Carol and Daryl managed to take in some calming breaths as the therapy session progressed. Carol surprised herself by being very willing to speak with Milton.

"I guess what's hard for me is that I was going to be a mother. And now I'm not one. Or am I? I don't even know what to call myself."

"Carol, you will always be a mother. You have had a child, whether you got to realize the plans of keeping the child in your life or not. I don't mean that in a harsh way. I think that it is important that parents of lost children are still recognized as parents. The trick though is to not think of yourself as only identifying as a parent. You are human too. Further along in the grief process, you may find yourself revisiting ideas, plans, or goals you had other than being a parent. If you could share one now, maybe you will see what I mean. Why don't you tell me what your plans were from either before or after your daughter's planned healthy birth? What other goals in life did you have that you can still attain?"

"I've always wanted to be a teacher."

"You still can Carol. In fact, part of the reason I was so excited to join this practice was because it's privately held by a group of philanthropic lawyers. They are always looking for ideas on ways to enrich their patient community. Once I am here longer, I believe I will have a better grasp on what that entails. I will of course let you know if any of your goals could be furthered by any programs they may sponsor."

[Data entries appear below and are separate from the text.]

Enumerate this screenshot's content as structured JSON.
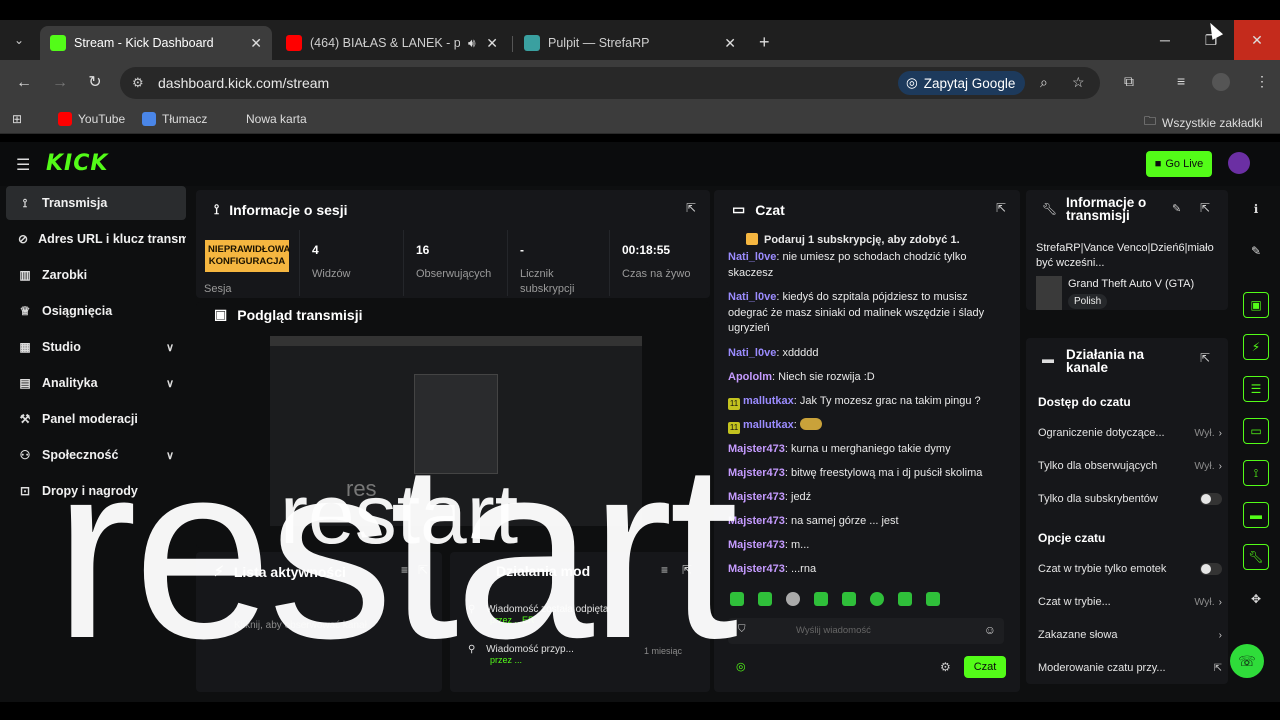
{
  "browser": {
    "tabs": [
      {
        "title": "Stream - Kick Dashboard",
        "active": true
      },
      {
        "title": "(464) BIAŁAS & LANEK - pr..."
      },
      {
        "title": "Pulpit — StrefaRP"
      }
    ],
    "url": "dashboard.kick.com/stream",
    "ask_google": "Zapytaj Google",
    "bookmarks": [
      "YouTube",
      "Tłumacz",
      "Nowa karta"
    ],
    "all_bookmarks": "Wszystkie zakładki"
  },
  "kick": {
    "logo": "KICK",
    "go_live": "Go Live",
    "sidebar": [
      {
        "label": "Transmisja",
        "icon": "broadcast-icon"
      },
      {
        "label": "Adres URL i klucz transmisji",
        "icon": "link-icon"
      },
      {
        "label": "Zarobki",
        "icon": "chart-icon"
      },
      {
        "label": "Osiągnięcia",
        "icon": "trophy-icon"
      },
      {
        "label": "Studio",
        "icon": "studio-icon"
      },
      {
        "label": "Analityka",
        "icon": "analytics-icon"
      },
      {
        "label": "Panel moderacji",
        "icon": "hammer-icon"
      },
      {
        "label": "Społeczność",
        "icon": "community-icon"
      },
      {
        "label": "Dropy i nagrody",
        "icon": "gift-icon"
      }
    ],
    "session": {
      "title": "Informacje o sesji",
      "warning": "NIEPRAWIDŁOWA KONFIGURACJA",
      "session_label": "Sesja",
      "stats": [
        {
          "value": "4",
          "label": "Widzów"
        },
        {
          "value": "16",
          "label": "Obserwujących"
        },
        {
          "value": "-",
          "label": "Licznik subskrypcji"
        },
        {
          "value": "00:18:55",
          "label": "Czas na żywo"
        }
      ]
    },
    "preview_title": "Podgląd transmisji",
    "lower_left": {
      "title": "Lista aktywności",
      "item": "Kliknij, aby obserwować kanał"
    },
    "lower_mid": {
      "title": "Działania mod",
      "items": [
        {
          "text": "Wiadomość została odpięta",
          "sub": "przez ...ER"
        },
        {
          "text": "Wiadomość przyp...",
          "sub": "przez ...",
          "extra": "1 miesiąc"
        }
      ]
    },
    "chat": {
      "title": "Czat",
      "promo": "Podaruj 1 subskrypcję, aby zdobyć 1.",
      "messages": [
        {
          "user": "Nati_l0ve",
          "color": "#9b8cff",
          "text": "nie umiesz po schodach chodzić tylko skaczesz"
        },
        {
          "user": "Nati_l0ve",
          "color": "#9b8cff",
          "text": "kiedyś do szpitala pójdziesz to musisz odegrać że masz siniaki od malinek wszędzie i ślady ugryzień"
        },
        {
          "user": "Nati_l0ve",
          "color": "#9b8cff",
          "text": "xddddd"
        },
        {
          "user": "Apololm",
          "color": "#c59bff",
          "text": "Niech sie rozwija :D"
        },
        {
          "user": "mallutkax",
          "color": "#9b8cff",
          "text": "Jak Ty mozesz grac na takim pingu ?",
          "sub": true
        },
        {
          "user": "mallutkax",
          "color": "#9b8cff",
          "text": "",
          "sub": true
        },
        {
          "user": "Majster473",
          "color": "#c59bff",
          "text": "kurna u merghaniego takie dymy"
        },
        {
          "user": "Majster473",
          "color": "#c59bff",
          "text": "bitwę freestylową ma i dj puścił skolima"
        },
        {
          "user": "Majster473",
          "color": "#c59bff",
          "text": "jedź"
        },
        {
          "user": "Majster473",
          "color": "#c59bff",
          "text": "na samej górze ... jest"
        },
        {
          "user": "Majster473",
          "color": "#c59bff",
          "text": "m..."
        },
        {
          "user": "Majster473",
          "color": "#c59bff",
          "text": "...rna"
        }
      ],
      "input_placeholder": "Wyślij wiadomość",
      "send": "Czat"
    },
    "stream_info": {
      "title": "Informacje o transmisji",
      "stream_title": "StrefaRP|Vance Venco|Dzień6|miało być wcześni...",
      "game": "Grand Theft Auto V (GTA)",
      "language": "Polish"
    },
    "channel_actions": {
      "title": "Działania na kanale",
      "chat_access": "Dostęp do czatu",
      "access_rows": [
        {
          "label": "Ograniczenie dotyczące...",
          "value": "Wył.",
          "type": "chevron"
        },
        {
          "label": "Tylko dla obserwujących",
          "value": "Wył.",
          "type": "chevron"
        },
        {
          "label": "Tylko dla subskrybentów",
          "value": "",
          "type": "toggle"
        }
      ],
      "chat_options": "Opcje czatu",
      "option_rows": [
        {
          "label": "Czat w trybie tylko emotek",
          "value": "",
          "type": "toggle"
        },
        {
          "label": "Czat w trybie...",
          "value": "Wył.",
          "type": "chevron"
        },
        {
          "label": "Zakazane słowa",
          "value": "",
          "type": "chevron"
        },
        {
          "label": "Moderowanie czatu przy...",
          "value": "",
          "type": "external"
        }
      ]
    }
  },
  "overlay": {
    "big": "restart",
    "small": "restart",
    "ghost": "res"
  }
}
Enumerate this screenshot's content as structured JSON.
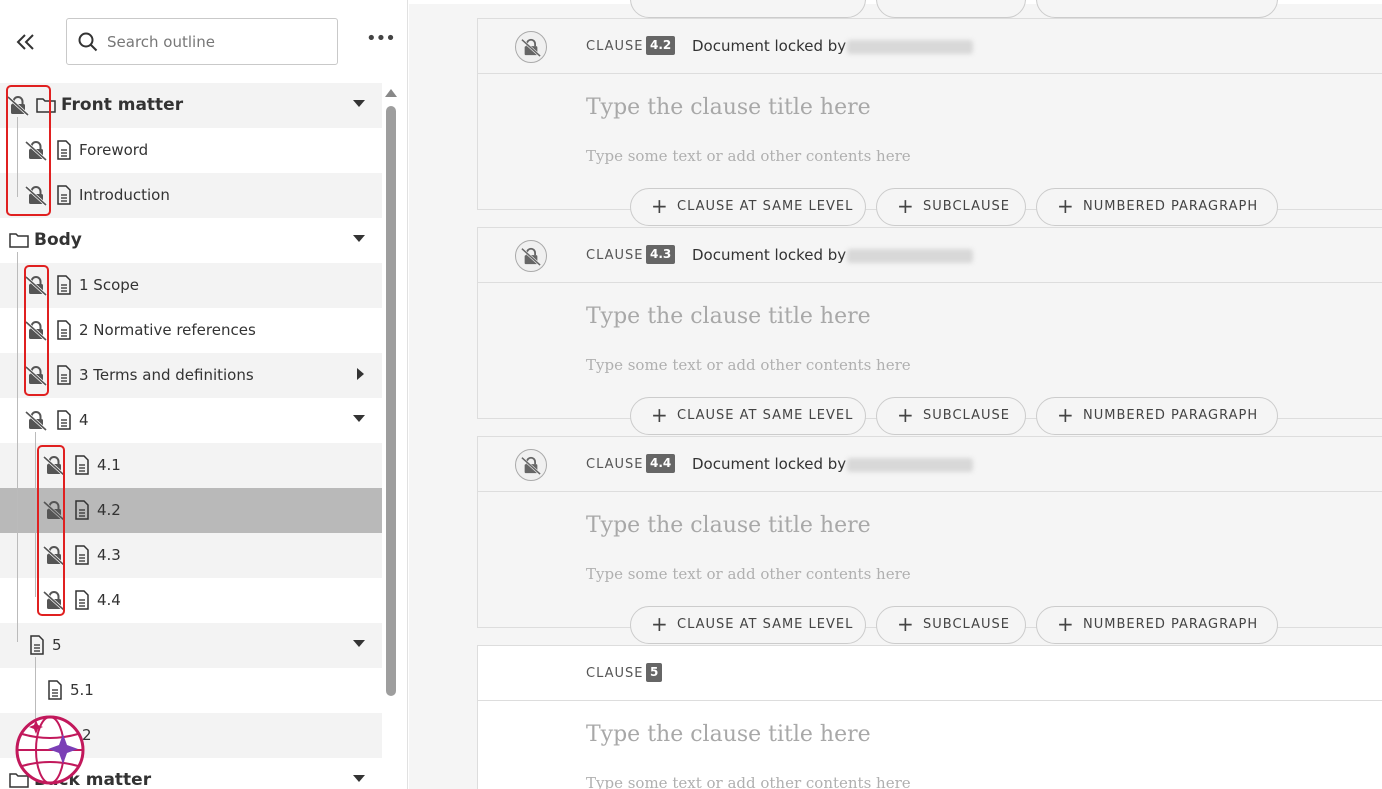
{
  "sidebar": {
    "search": {
      "placeholder": "Search outline"
    },
    "more_label": "•••",
    "tree": {
      "front_matter": "Front matter",
      "foreword": "Foreword",
      "introduction": "Introduction",
      "body": "Body",
      "scope": "1 Scope",
      "normative": "2 Normative references",
      "terms": "3 Terms and definitions",
      "c4": "4",
      "c4_1": "4.1",
      "c4_2": "4.2",
      "c4_3": "4.3",
      "c4_4": "4.4",
      "c5": "5",
      "c5_1": "5.1",
      "c5_2": "2",
      "back_matter": "Back matter"
    }
  },
  "main": {
    "clause_word": "CLAUSE",
    "locked_text": "Document locked by",
    "title_placeholder": "Type the clause title here",
    "text_placeholder": "Type some text or add other contents here",
    "buttons": {
      "same_level": "CLAUSE AT SAME LEVEL",
      "subclause": "SUBCLAUSE",
      "numbered": "NUMBERED PARAGRAPH"
    },
    "cards": [
      {
        "num": "4.2"
      },
      {
        "num": "4.3"
      },
      {
        "num": "4.4"
      },
      {
        "num": "5"
      }
    ]
  },
  "colors": {
    "highlight": "#e02020",
    "selected_row": "#b9b9b9",
    "logo": "#c2185b"
  }
}
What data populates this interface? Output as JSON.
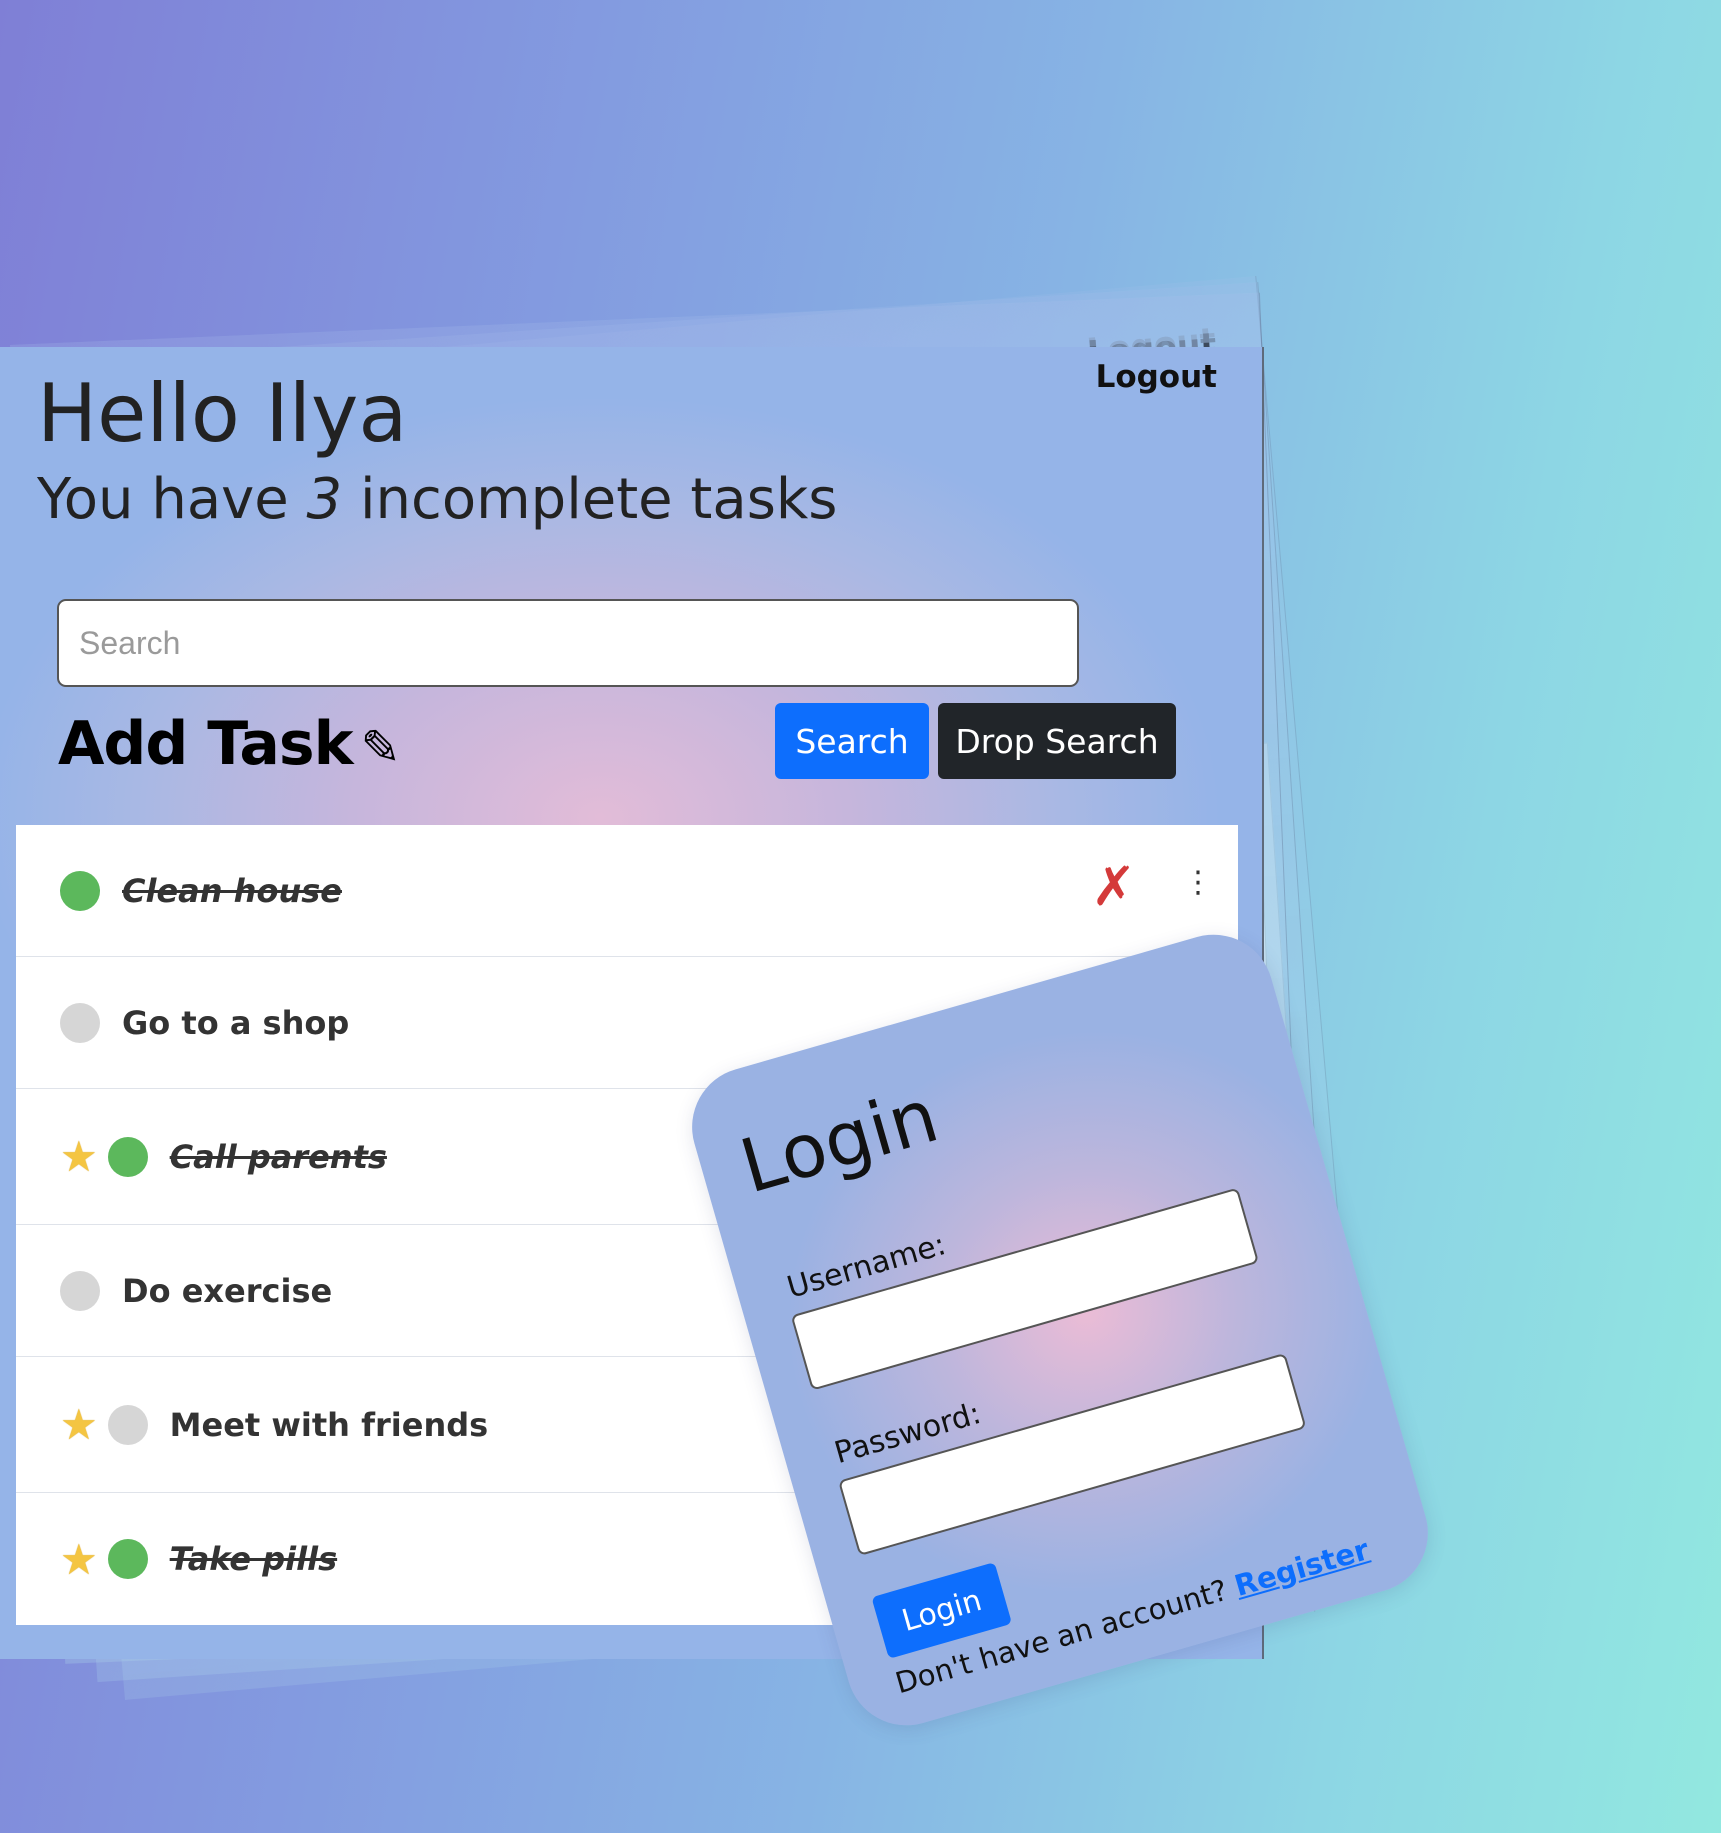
{
  "header": {
    "greeting": "Hello Ilya",
    "subtitle_prefix": "You have",
    "incomplete_count": "3",
    "subtitle_suffix": "incomplete tasks",
    "logout_label": "Logout"
  },
  "search": {
    "placeholder": "Search",
    "value": "",
    "search_button": "Search",
    "drop_button": "Drop Search"
  },
  "add_task": {
    "label": "Add Task",
    "icon": "pencil-icon"
  },
  "tasks": [
    {
      "title": "Clean house",
      "completed": true,
      "starred": false
    },
    {
      "title": "Go to a shop",
      "completed": false,
      "starred": false
    },
    {
      "title": "Call parents",
      "completed": true,
      "starred": true
    },
    {
      "title": "Do exercise",
      "completed": false,
      "starred": false
    },
    {
      "title": "Meet with friends",
      "completed": false,
      "starred": true
    },
    {
      "title": "Take pills",
      "completed": true,
      "starred": true
    }
  ],
  "task_actions": {
    "delete_icon": "cross-mark-icon",
    "delete_symbol": "✗",
    "menu_symbol": "⋮"
  },
  "login": {
    "title": "Login",
    "username_label": "Username:",
    "password_label": "Password:",
    "button_label": "Login",
    "no_account_text": "Don't have an account?",
    "register_link": "Register"
  },
  "colors": {
    "primary": "#0d6efd",
    "dark": "#212529",
    "completed_dot": "#5cb85c",
    "incomplete_dot": "#d6d6d6",
    "delete": "#d43a3a"
  }
}
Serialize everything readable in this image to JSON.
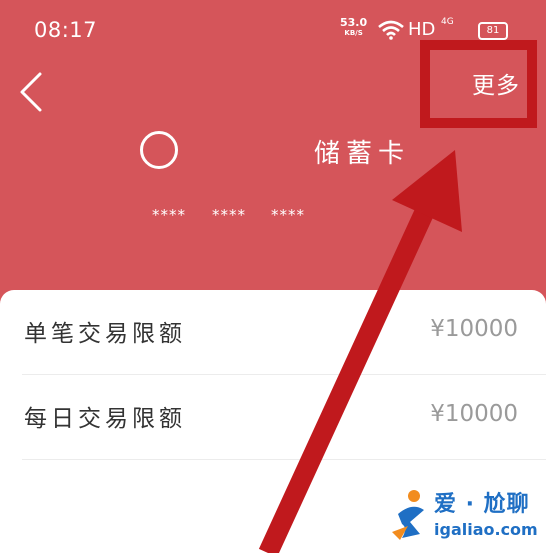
{
  "status_bar": {
    "time": "08:17",
    "net_speed": "53.0",
    "net_speed_unit": "KB/S",
    "hd": "HD",
    "network": "4G",
    "battery": "81"
  },
  "header": {
    "more_label": "更多",
    "card_type": "储蓄卡",
    "card_number_groups": [
      "****",
      "****",
      "****"
    ]
  },
  "limits": [
    {
      "label": "单笔交易限额",
      "value": "¥10000"
    },
    {
      "label": "每日交易限额",
      "value": "¥10000"
    }
  ],
  "watermark": {
    "brand": "爱 · 尬聊",
    "url": "igaliao.com"
  },
  "colors": {
    "header_bg": "#d5555a",
    "annotation_red": "#c0191d",
    "watermark_blue": "#1f6fc4"
  }
}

The two men in suits listened in on the remaining time of the private grief counseling session through a speaker phone broadcasting from the listening device planted in the counselor's office. Neither the Dixon's nor Milton Mamet was aware of the fact they were being heard. What they learned through the discussions would hold the key to the price the Dixon's would unwittingly assign to the daughter lost to them. By the time the Dixon's left the hospital, the couple's actions would unknowingly ensure silence if they were ever found out. After all, everybody in this world had a price. It appears that the Dixon's price may be a college education.

"Get the adoptive parents on the phone Scott. Tell them their daughter is in the NICU. And for Christ's sake, don't scare them. Make sure they know that their baby girl is sure to make a full recovery."